A presença que cura

Uma prescrição ao dispor de toda a gente: presença, carinho, disponibilidade, compreensão, tolerância, esperança, fé e amor.

No vigor da nossa vida, pensamos que a saúde é um dado adquirido, no entanto a doença, seja ela física, psicológica ou espiritual chegará independentemente da idade. Mas enquanto caminhamos pela ‘estrada da prosperidade’, olhamos, e não vemos, o nosso irmão que se encontra no ‘caminho do Calvário’. O mesmo sucede quando vivemos no ‘jardim viçoso da saúde’, não vemos as flores do ‘lugar dos doentes’ a necessitar de cuidado.

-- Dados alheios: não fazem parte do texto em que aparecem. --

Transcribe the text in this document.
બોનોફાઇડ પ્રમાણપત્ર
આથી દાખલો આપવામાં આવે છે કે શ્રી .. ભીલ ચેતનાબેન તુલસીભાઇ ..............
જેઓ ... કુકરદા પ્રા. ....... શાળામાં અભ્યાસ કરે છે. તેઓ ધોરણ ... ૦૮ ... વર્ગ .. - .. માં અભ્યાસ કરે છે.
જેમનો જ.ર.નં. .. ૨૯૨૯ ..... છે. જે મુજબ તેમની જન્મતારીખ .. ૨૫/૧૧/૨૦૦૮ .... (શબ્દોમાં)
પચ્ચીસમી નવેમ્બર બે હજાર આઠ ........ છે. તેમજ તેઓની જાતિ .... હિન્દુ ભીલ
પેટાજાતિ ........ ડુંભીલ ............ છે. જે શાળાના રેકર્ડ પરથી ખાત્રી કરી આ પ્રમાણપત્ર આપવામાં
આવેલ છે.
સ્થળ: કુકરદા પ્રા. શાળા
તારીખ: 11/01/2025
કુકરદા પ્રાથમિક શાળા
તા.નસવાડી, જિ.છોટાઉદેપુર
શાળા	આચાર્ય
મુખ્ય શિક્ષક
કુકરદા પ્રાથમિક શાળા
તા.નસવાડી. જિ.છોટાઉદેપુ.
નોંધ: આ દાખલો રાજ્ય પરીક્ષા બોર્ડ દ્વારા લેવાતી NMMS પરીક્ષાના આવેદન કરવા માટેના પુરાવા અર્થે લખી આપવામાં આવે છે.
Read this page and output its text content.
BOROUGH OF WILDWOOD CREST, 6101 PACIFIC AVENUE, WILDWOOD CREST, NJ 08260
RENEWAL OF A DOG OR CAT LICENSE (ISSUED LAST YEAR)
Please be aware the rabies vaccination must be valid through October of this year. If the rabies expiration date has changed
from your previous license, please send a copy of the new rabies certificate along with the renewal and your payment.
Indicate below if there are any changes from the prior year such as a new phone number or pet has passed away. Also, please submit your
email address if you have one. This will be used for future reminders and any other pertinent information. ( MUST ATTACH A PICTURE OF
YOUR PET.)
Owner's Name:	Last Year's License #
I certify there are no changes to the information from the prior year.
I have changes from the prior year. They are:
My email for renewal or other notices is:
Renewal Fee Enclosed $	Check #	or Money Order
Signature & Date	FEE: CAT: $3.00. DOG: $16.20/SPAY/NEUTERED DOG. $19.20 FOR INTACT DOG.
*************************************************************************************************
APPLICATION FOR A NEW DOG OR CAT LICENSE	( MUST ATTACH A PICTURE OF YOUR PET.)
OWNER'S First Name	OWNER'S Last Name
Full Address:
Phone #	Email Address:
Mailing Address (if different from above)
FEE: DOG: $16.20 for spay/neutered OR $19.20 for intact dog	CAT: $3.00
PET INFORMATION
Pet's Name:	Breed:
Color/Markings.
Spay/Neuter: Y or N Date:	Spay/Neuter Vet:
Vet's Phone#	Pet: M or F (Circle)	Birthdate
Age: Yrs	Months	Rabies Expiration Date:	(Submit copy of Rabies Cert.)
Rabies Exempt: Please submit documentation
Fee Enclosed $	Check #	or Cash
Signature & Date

Neste retiro encontrei pessoas de bom coração, de genuína caridade, que dão sentido aos dias dos peregrinos, que por diversos motivos recorrem à casa da Mãe. Os dias começam com gratidão, por mais uma oportunidade de viver, pela refeição que temos, pelo convívio, pelo silêncio, pela oração, pelo canto, pela aprendizagem e pelo amor da partilha em comunidade.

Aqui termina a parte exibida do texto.